Божественный театр
Часть 11 из 32 Информация о книге
Для доступа к библиотеке пройдите авторизацию
– Вот этим и займись, – приказал кру Таум Папаша Муниц, – когда парни вынесут декорации!
Командный тон его, как и внезапный переход на «ты», означал, что антрепренер уже считает Катти своей собственностью и что труппа «Божественного» театра приняла ее в свои многострадальные ряды…
Пиви Птичка вздохнула.
Отвела взгляд от новой подруги по несчастью и снова принялась водить гребнем по парику. Бедняжку можно только пожалеть. А беспокоиться не о чем. Даже если эта самая кру Таум – и впрямь еще одна охотница за универсусом, кто сказал, что ей повезет больше, чем другим?…
* * *
Искать недостающую трубочку Катти не пришлось.
Точно такой же инструмент, только в полной сохранности, лежал на чердаке дома Таумов – когда-то на нем играл Имар, который и научил жену нескольким простым мелодиям. Сообщив об этом Дракону, кру Таум получила милостивое разрешение сходить за собственным гамадуном, а увечным театральным заняться как-нибудь на досуге.
Дневной и вечерний спектакли были даны уже с музыкальным сопровождением.
Катти, сидя за кулисами, старательно пускала в ход гамадун в указанных местах. Того немногого, что она умела из него извлечь, оказалось вполне достаточно – король Игал отправился на войну под аккомпанемент веселенького марша; его неверная королева встретилась с любовником под нежные звуки пасторальной песенки о пастушке. Открытие королем супружеской измены сопровождалось заунывной рыцарской балладой. И «умерли» все в конце под пугающие трагические аккорды, извлеченные Катти в порыве вдохновения из левых, басовых кнопок гамадуна.
То, что педаль при накачивании отчаянно скрипела, не мешало ровным счетом никому – ни публике, ни актерам. В восторге были все, даже Папаша Муниц, который, правда, чувства свои скрывал весьма умело, зато после вечернего спектакля назначил счастливо обретенной музыкантше жалованье, о коем до той поры не заикался.
– Вы молодец, Катти, – сказал Волчок, когда антрепренер с женой отправились ночевать в гостиницу, а труппа «Божественного», задержавшись в театральном амбаре, принялась выпивать по традиции за успех новенькой.
– Ты, – поправила она, чувствуя себя уже почти своей в этом веселом братстве.
Полоумными здесь были все – на взгляд байемских обывателей. И, поскольку ни на чье место Катти не претендовала, заняв свое, единственное, приняли ее радушно, по-дружески.

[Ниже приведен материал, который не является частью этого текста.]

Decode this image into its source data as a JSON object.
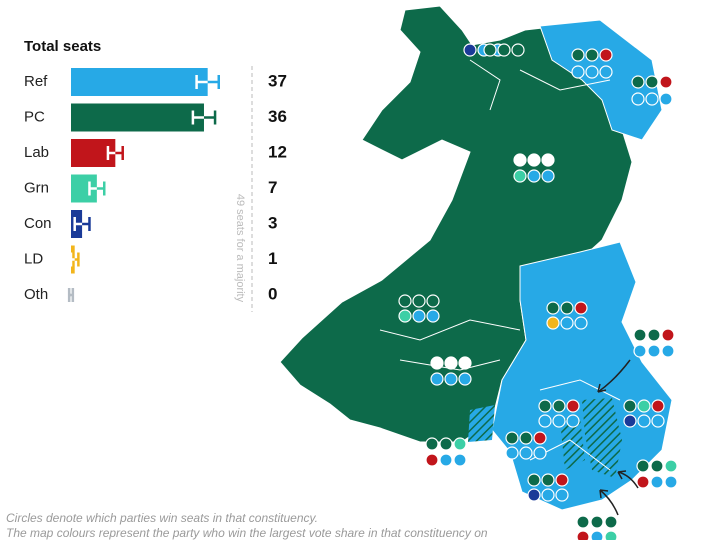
{
  "chart_data": {
    "type": "bar",
    "orientation": "horizontal",
    "title": "Total seats",
    "categories": [
      "Ref",
      "PC",
      "Lab",
      "Grn",
      "Con",
      "LD",
      "Oth"
    ],
    "values": [
      37,
      36,
      12,
      7,
      3,
      1,
      0
    ],
    "errors": [
      3,
      3,
      2,
      2,
      2,
      1,
      0.5
    ],
    "colors": [
      "#27a9e6",
      "#0d6a4a",
      "#c1151b",
      "#3ccfa6",
      "#1a3a98",
      "#f2b51c",
      "#b4bcc4"
    ],
    "xlim": [
      0,
      49
    ],
    "majority": {
      "value": 49,
      "label": "49 seats for a majority"
    },
    "notes": [
      "Circles denote which parties win seats in that constituency.",
      "The map colours represent the party who win the largest vote share in that constituency on"
    ]
  }
}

Не скупились на комплименты, учили, как держать себя с Драконом и Коброй, рассказывали о тяготах бродячей жизни, давали советы… Приятно, что ни говори, быть равной среди равных, не белой вороной и не посмешищем.
– Ты молодец, – повторил Волчок, которого здесь почему-то называли Князем. – Скандала не боишься?
– Нет, – покачала головой Катти. – Успела подготовиться. Спасибо тебе.
– Ну-ну, – ухмыльнулся он. – Себе скажи спасибо. Я сразу понял, что в тебе черт сидит.
– За черта! – поднял свой стакан Аглюс Ворон.
– За храбрость! – подхватила Тала Фиалка.
– За музыку! – воскликнул Титур Полдень.
– За дружбу! – пропела Иза Стрела.
– За верность! – провозгласил Беригон Ветер.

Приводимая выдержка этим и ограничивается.